Vaccine Immunity Versus Natural Immunity
Another paper published in Nature shows that the evolution of the virus is not coming from the general population, but rather from immunocompromised people who have received multiple vaccine doses, Malone said, and about 30 percent of the highly vaccinated population are having repeated infections.
This is contrary to the promoted narrative that the unvaccinated are putting the wider population at risk, Malone noted.
Vaccine-induced immunity, however, lasts only a couple of months, he added.
When someone gets infected with the original virus, that person will generate an immune response that includes "all kinds of proteins from the virus,” provided he or she hasn't experienced too much immune imprinting, Malone explained.
“The problem with these monovalent vaccines, or the single-antigen vaccines, is they're driving all your immune response against one thing as opposed to the whole virus.
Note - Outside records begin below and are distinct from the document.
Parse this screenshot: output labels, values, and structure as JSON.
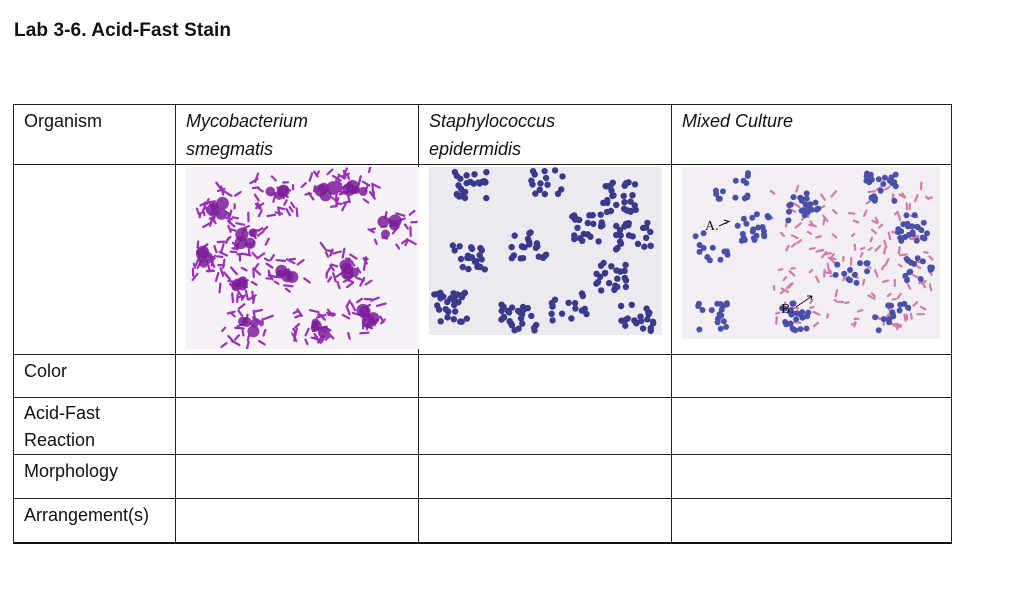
{
  "title": "Lab 3-6. Acid-Fast Stain",
  "header": {
    "organism_label": "Organism",
    "col1": "Mycobacterium smegmatis",
    "col1_line1": "Mycobacterium",
    "col1_line2": "smegmatis",
    "col2": "Staphylococcus epidermidis",
    "col2_line1": "Staphylococcus",
    "col2_line2": "epidermidis",
    "col3": "Mixed Culture"
  },
  "rows": {
    "color": "Color",
    "acid_fast_line1": "Acid-Fast",
    "acid_fast_line2": "Reaction",
    "morphology": "Morphology",
    "arrangement": "Arrangement(s)"
  },
  "images": {
    "mixed_label_a": "A.",
    "mixed_label_b": "B."
  },
  "colors": {
    "magenta_stain": "#9a2fb8",
    "violet_stain": "#3a3a8c",
    "pink_stain": "#d27aa8",
    "background_field": "#f6f2f8"
  }
}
So all the virus has to do is genetically, through evolution, tweak a few knobs to escape that," he said. "And that is exactly what's happened with Omicron.”
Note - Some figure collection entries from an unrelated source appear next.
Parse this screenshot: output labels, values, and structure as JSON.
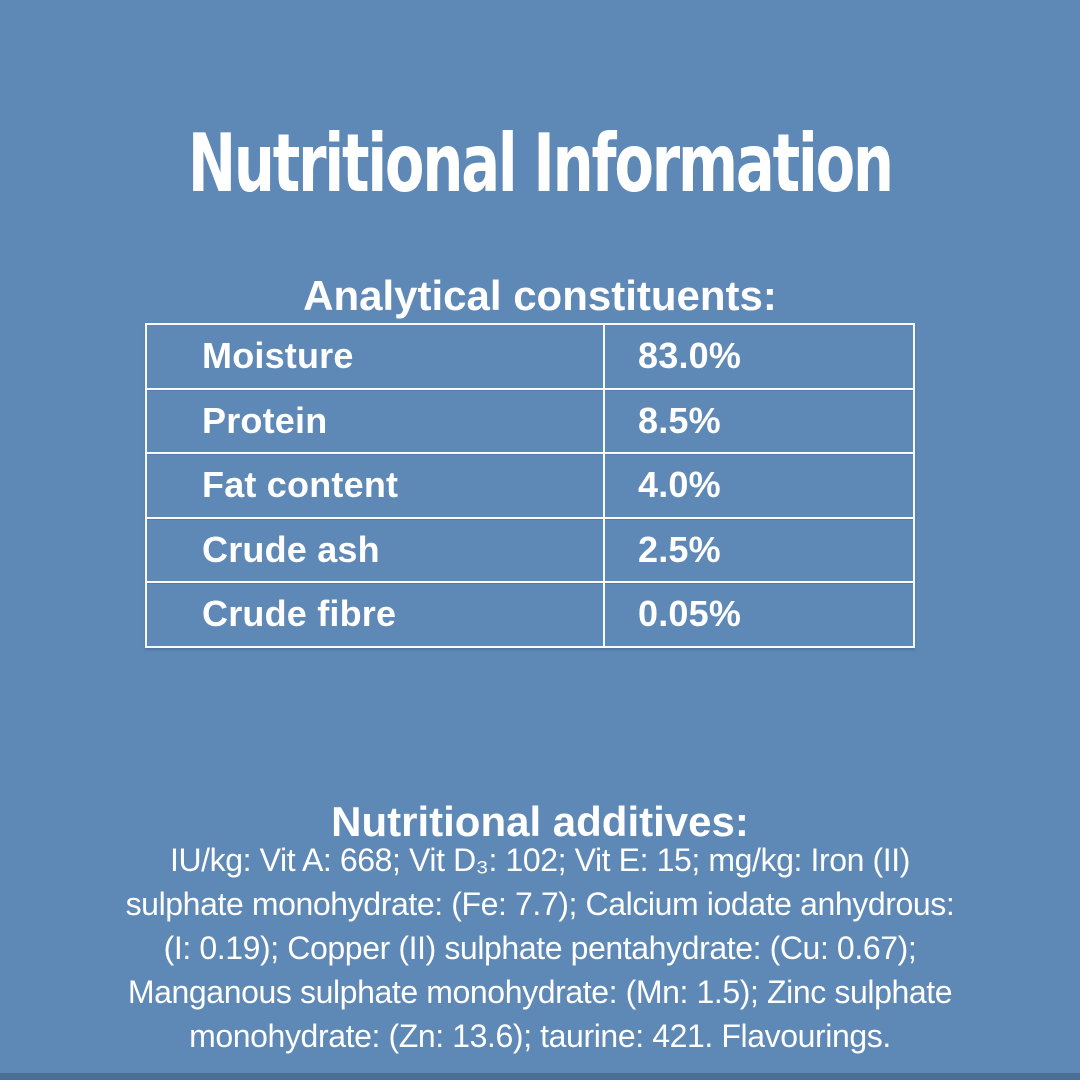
{
  "page": {
    "title": "Nutritional Information",
    "colors": {
      "background": "#5e88b6",
      "text": "#ffffff",
      "table_border": "#f6fafd",
      "bottom_strip": "#4a6f97"
    }
  },
  "analytical": {
    "heading": "Analytical constituents:",
    "rows": [
      {
        "label": "Moisture",
        "value": "83.0%"
      },
      {
        "label": "Protein",
        "value": "8.5%"
      },
      {
        "label": "Fat content",
        "value": "4.0%"
      },
      {
        "label": "Crude ash",
        "value": "2.5%"
      },
      {
        "label": "Crude fibre",
        "value": "0.05%"
      }
    ]
  },
  "additives": {
    "heading": "Nutritional additives:",
    "lines": [
      "IU/kg: Vit A: 668; Vit D₃: 102; Vit E: 15; mg/kg: Iron (II)",
      "sulphate monohydrate: (Fe: 7.7); Calcium iodate anhydrous:",
      "(I: 0.19); Copper (II) sulphate pentahydrate: (Cu: 0.67);",
      "Manganous sulphate monohydrate: (Mn: 1.5); Zinc sulphate",
      "monohydrate: (Zn: 13.6); taurine: 421. Flavourings."
    ]
  }
}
The paradox is that most of the countries with emerging economies and low vaccination rates also have the lowest COVID-19 mortality rates in the world, Malone said.
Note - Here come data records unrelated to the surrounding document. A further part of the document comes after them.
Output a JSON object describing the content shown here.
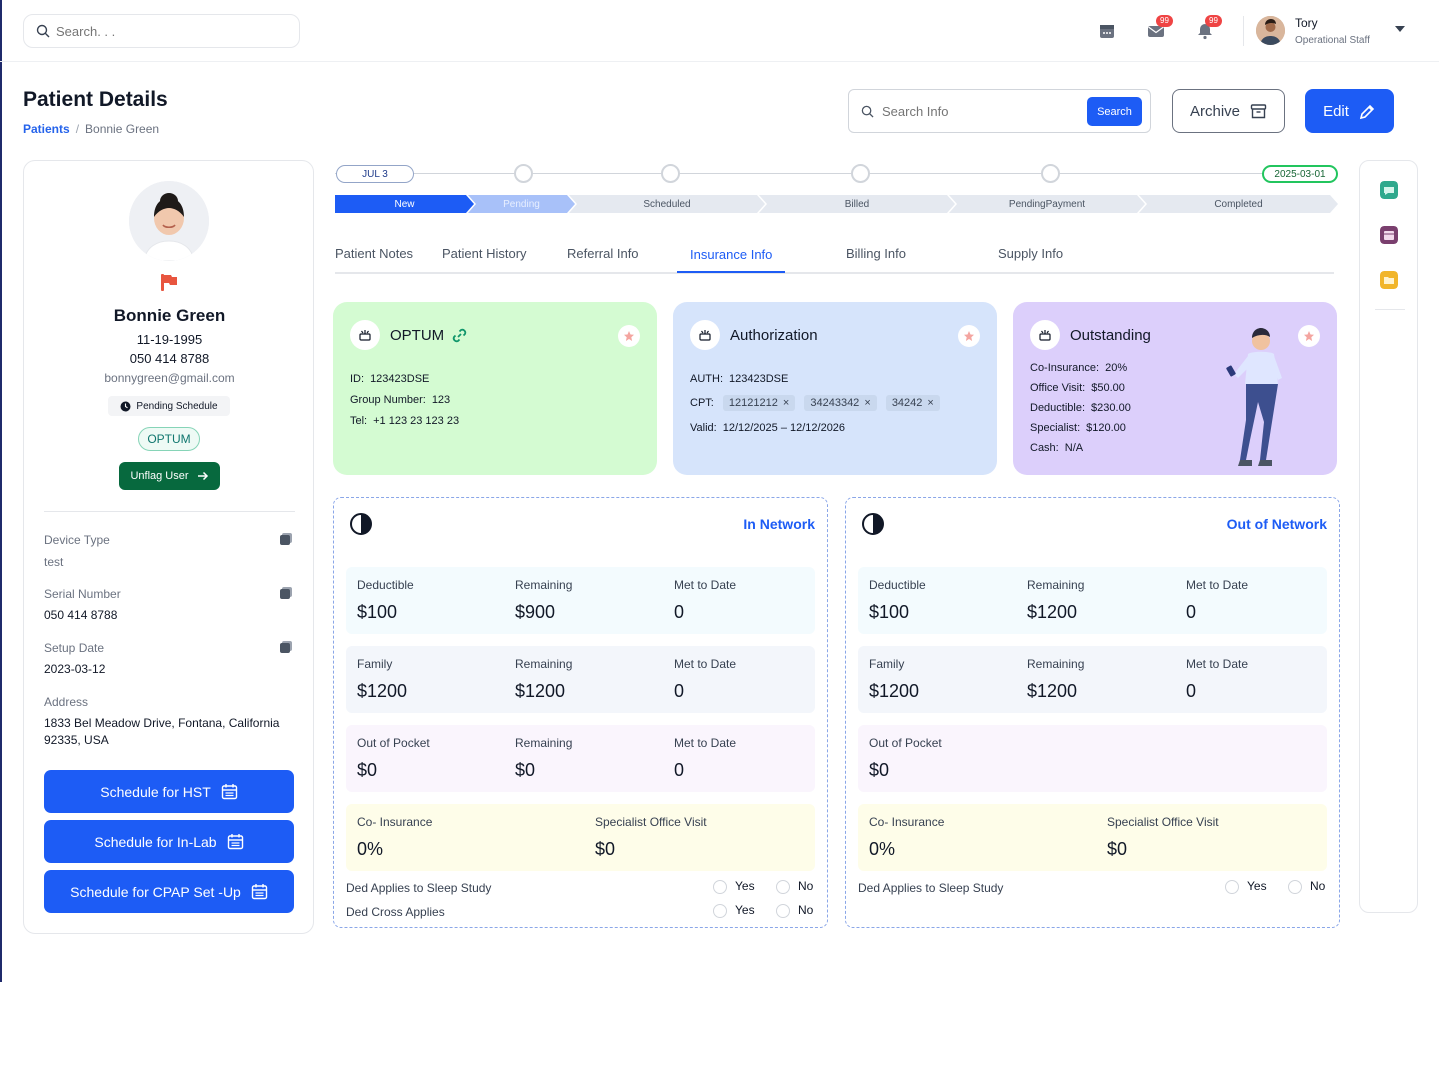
{
  "topbar": {
    "search_placeholder": "Search. . .",
    "mail_badge": "99",
    "bell_badge": "99",
    "user_name": "Tory",
    "user_role": "Operational Staff"
  },
  "header": {
    "title": "Patient Details",
    "breadcrumb_root": "Patients",
    "breadcrumb_current": "Bonnie Green",
    "search_placeholder": "Search Info",
    "search_button": "Search",
    "archive_button": "Archive",
    "edit_button": "Edit"
  },
  "patient": {
    "name": "Bonnie Green",
    "dob": "11-19-1995",
    "phone": "050 414 8788",
    "email": "bonnygreen@gmail.com",
    "status": "Pending Schedule",
    "insurer": "OPTUM",
    "unflag_button": "Unflag User",
    "fields": [
      {
        "label": "Device Type",
        "value": "test"
      },
      {
        "label": "Serial Number",
        "value": "050 414 8788"
      },
      {
        "label": "Setup Date",
        "value": "2023-03-12"
      },
      {
        "label": "Address",
        "value": "1833 Bel Meadow Drive, Fontana, California 92335, USA"
      }
    ],
    "buttons": [
      "Schedule for HST",
      "Schedule for In-Lab",
      "Schedule for CPAP Set -Up"
    ]
  },
  "progress": {
    "start_date": "JUL 3",
    "end_date": "2025-03-01",
    "stages": [
      "New",
      "Pending",
      "Scheduled",
      "Billed",
      "PendingPayment",
      "Completed"
    ]
  },
  "tabs": [
    "Patient Notes",
    "Patient History",
    "Referral Info",
    "Insurance Info",
    "Billing Info",
    "Supply Info"
  ],
  "cards": {
    "optum": {
      "title": "OPTUM",
      "id_label": "ID:",
      "id": "123423DSE",
      "group_label": "Group Number:",
      "group": "123",
      "tel_label": "Tel:",
      "tel": "+1 123 23 123 23",
      "bg": "#d4fbd2"
    },
    "auth": {
      "title": "Authorization",
      "auth_label": "AUTH:",
      "auth": "123423DSE",
      "cpt_label": "CPT:",
      "cpt": [
        "12121212",
        "34243342",
        "34242"
      ],
      "valid_label": "Valid:",
      "valid": "12/12/2025 – 12/12/2026",
      "bg": "#d6e4fb"
    },
    "outstanding": {
      "title": "Outstanding",
      "rows": [
        {
          "label": "Co-Insurance:",
          "value": "20%"
        },
        {
          "label": "Office Visit:",
          "value": "$50.00"
        },
        {
          "label": "Deductible:",
          "value": "$230.00"
        },
        {
          "label": "Specialist:",
          "value": "$120.00"
        },
        {
          "label": "Cash:",
          "value": "N/A"
        }
      ],
      "bg": "#dccffb"
    }
  },
  "in_network": {
    "title": "In Network",
    "deductible": {
      "label": "Deductible",
      "value": "$100",
      "rem_label": "Remaining",
      "rem": "$900",
      "met_label": "Met to Date",
      "met": "0"
    },
    "family": {
      "label": "Family",
      "value": "$1200",
      "rem_label": "Remaining",
      "rem": "$1200",
      "met_label": "Met to Date",
      "met": "0"
    },
    "oop": {
      "label": "Out of Pocket",
      "value": "$0",
      "rem_label": "Remaining",
      "rem": "$0",
      "met_label": "Met to Date",
      "met": "0"
    },
    "coins": {
      "label": "Co- Insurance",
      "value": "0%",
      "spec_label": "Specialist Office Visit",
      "spec": "$0"
    },
    "ded_sleep": "Ded Applies to Sleep Study",
    "ded_cross": "Ded Cross Applies",
    "yes": "Yes",
    "no": "No"
  },
  "out_network": {
    "title": "Out of Network",
    "deductible": {
      "label": "Deductible",
      "value": "$100",
      "rem_label": "Remaining",
      "rem": "$1200",
      "met_label": "Met to Date",
      "met": "0"
    },
    "family": {
      "label": "Family",
      "value": "$1200",
      "rem_label": "Remaining",
      "rem": "$1200",
      "met_label": "Met to Date",
      "met": "0"
    },
    "oop": {
      "label": "Out of Pocket",
      "value": "$0"
    },
    "coins": {
      "label": "Co- Insurance",
      "value": "0%",
      "spec_label": "Specialist Office Visit",
      "spec": "$0"
    },
    "ded_sleep": "Ded Applies to Sleep Study",
    "yes": "Yes",
    "no": "No"
  },
  "colors": {
    "primary": "#1d5cf5",
    "unflag": "#07693e",
    "flag": "#e8553f"
  }
}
“It's likely that we're going to continue to see this trend," he said.
In South Africa, where 32 percent of the population is vaccinated, there have been nearly 102,000 deaths, a rate of 1,717 deaths per 1 million people.
In the UK, 75 percent of the population is vaccinated, and more than 184,000 people have died, which is a rate of 2,736 deaths per 1 million.
Other Problems with Vaccines
Malone pointed out a problem with the current mRNA vaccines.
When a vaccine is injected into a patient’s arm, the RNA from the vaccine, which is a modified RNA, is supposed to last for only a couple of hours, but a study from Stanford University shows that "the RNA sticks around for at least 60 days,” Malone said.
“The RNA from the vaccine produces more spike protein than the natural infection does," he said. "Now that makes sense about why we see more adverse events with the vaccines than we see with the infection itself, because spike is a toxin.”
VAERS was established by the Centers for Disease Control and Prevention and the Food and Drug Administration to collect and analyze data about the adverse effects of vaccination.
The system relies on individuals to send in reports and is not intended to determine if a reported health problem was caused by a vaccine, but it is "especially useful for detecting unusual or unexpected patterns of adverse event reporting that might indicate a possible safety problem with a vaccine,” according to the Department of Health and Human Services.
"These genetic vaccines are not working," he said.